Leveraging Large Language Models to Extract and Translate Medical Information in Doctors' Notes for Health Records and Diagnostic Billing Codes

arXiv cs.CL / 3/25/2026

💬 OpinionSignals & Early TrendsIdeas & Deep AnalysisTools & Practical UsageModels & Research

Key Points

  • The thesis proposes a privacy-preserving, on-device offline system that uses open-weight LLMs to extract medical facts from doctors’ notes and map them to ICD-10-CM diagnostic billing codes without cloud services.
  • It evaluates multiple local open-weight models (e.g., Llama 3.2, Mistral, Phi, DeepSeek) on consumer-grade hardware using Ollama, LangChain, and containerized deployment, along with a synthetic medical-note benchmark.
  • Enforcing a strict JSON output schema yields near-100% formatting compliance, but generating the correct, specific diagnostic codes remains difficult—especially for smaller 7B–20B parameter models.
  • The work finds that few-shot prompting can worsen results due to overfitting and hallucinations, while retrieval-augmented generation helps with discovering unseen codes but often suffers from context-window saturation.
  • The authors conclude that fully automated unsupervised coding with local open-source models is not yet dependable and recommend a human-in-the-loop workflow, while contributing a reproducible local LLM pipeline and benchmark dataset.

Abstract

Physician burnout in the United States has reached critical levels, driven in part by the administrative burden of Electronic Health Record (EHR) documentation and complex diagnostic codes.
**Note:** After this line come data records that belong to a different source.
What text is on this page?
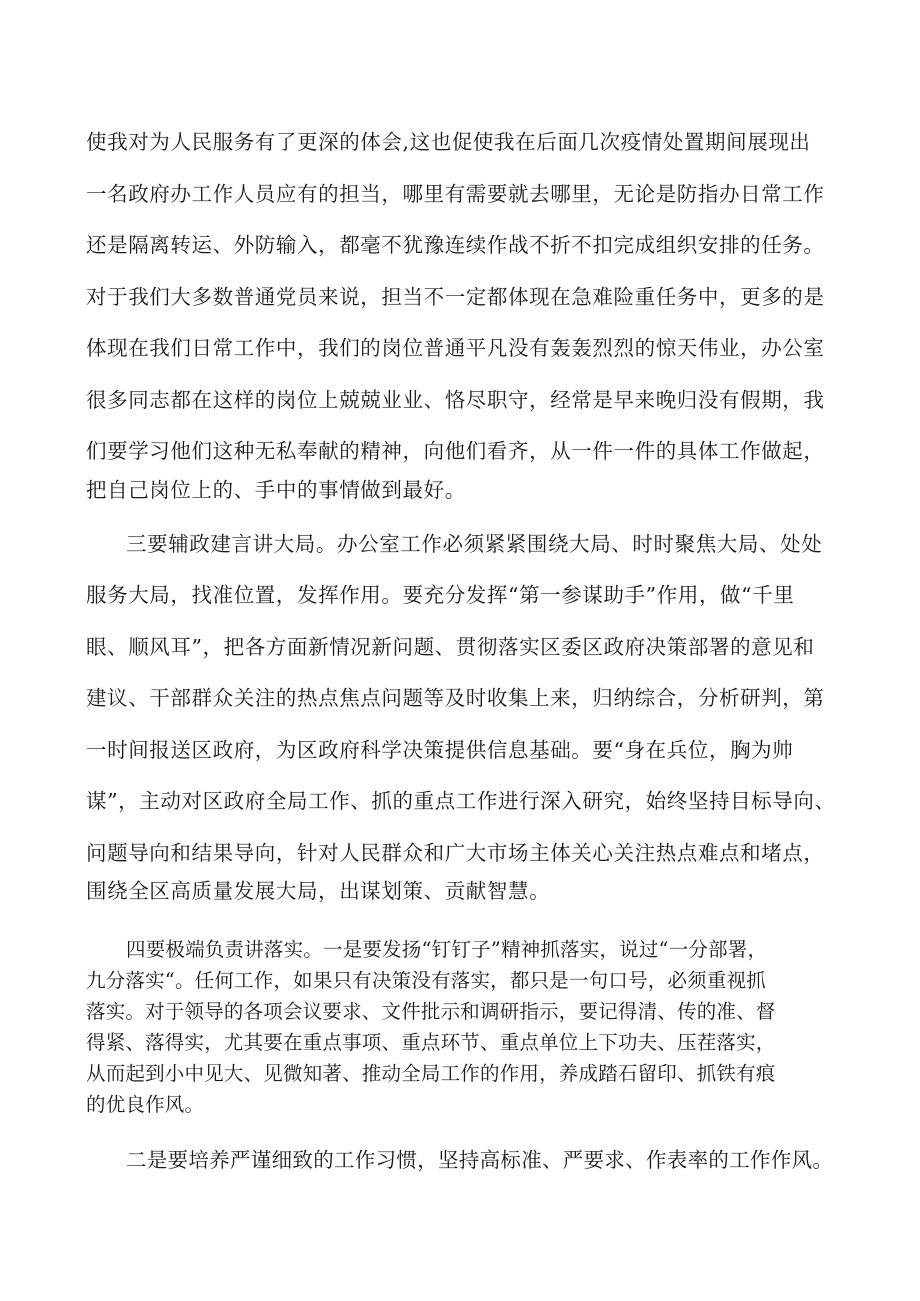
使我对为人民服务有了更深的体会,这也促使我在后面几次疫情处置期间展现出
一名政府办工作人员应有的担当，哪里有需要就去哪里，无论是防指办日常工作
还是隔离转运、外防输入，都毫不犹豫连续作战不折不扣完成组织安排的任务。
对于我们大多数普通党员来说，担当不一定都体现在急难险重任务中，更多的是
体现在我们日常工作中，我们的岗位普通平凡没有轰轰烈烈的惊天伟业，办公室
很多同志都在这样的岗位上兢兢业业、恪尽职守，经常是早来晚归没有假期，我
们要学习他们这种无私奉献的精神，向他们看齐，从一件一件的具体工作做起，
把自己岗位上的、手中的事情做到最好。
三要辅政建言讲大局。办公室工作必须紧紧围绕大局、时时聚焦大局、处处
服务大局，找准位置，发挥作用。要充分发挥“第一参谋助手”作用，做“千里
眼、顺风耳”，把各方面新情况新问题、贯彻落实区委区政府决策部署的意见和
建议、干部群众关注的热点焦点问题等及时收集上来，归纳综合，分析研判，第
一时间报送区政府，为区政府科学决策提供信息基础。要“身在兵位，胸为帅
谋”，主动对区政府全局工作、抓的重点工作进行深入研究，始终坚持目标导向、
问题导向和结果导向，针对人民群众和广大市场主体关心关注热点难点和堵点，
围绕全区高质量发展大局，出谋划策、贡献智慧。
四要极端负责讲落实。一是要发扬“钉钉子”精神抓落实，说过“一分部署，
九分落实“。任何工作，如果只有决策没有落实，都只是一句口号，必须重视抓
落实。对于领导的各项会议要求、文件批示和调研指示，要记得清、传的准、督
得紧、落得实，尤其要在重点事项、重点环节、重点单位上下功夫、压茬落实，
从而起到小中见大、见微知著、推动全局工作的作用，养成踏石留印、抓铁有痕
的优良作风。
二是要培养严谨细致的工作习惯，坚持高标准、严要求、作表率的工作作风。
To relieve this strain and maintain strict patient privacy, this thesis explores an on-device, offline automatic medical coding system. The work focuses on using open-weight Large Language Models (LLMs) to extract clinical information from physician notes and translate it into ICD-10-CM diagnostic codes without reliance on cloud-based services. A privacy-focused pipeline was developed using Ollama, LangChain, and containerized environments to evaluate multiple open-weight models, including Llama 3.2, Mistral, Phi, and DeepSeek, on consumer-grade hardware. Model performance was assessed for zero-shot, few-shot, and retrieval-augmented generation (RAG) prompting strategies using a novel benchmark of synthetic medical notes. Results show that strict JSON schema enforcement achieved near 100% formatting compliance, but accurate generation of specific diagnostic codes remains challenging for smaller local models (7B-20B parameters). Contrary to common prompt-engineering guidance, few-shot prompting degraded performance through overfitting and hallucinations. While RAG enabled limited discovery of unseen codes, it frequently saturated context windows, reducing overall accuracy. The findings suggest that fully automated unsupervised coding with local open-source models is not yet reliable; instead, a human-in-the-loop assisted coding approach is currently the most practical path forward. This work contributes a reproducible local LLM architecture and benchmark dataset for privacy-preserving medical information extraction and coding.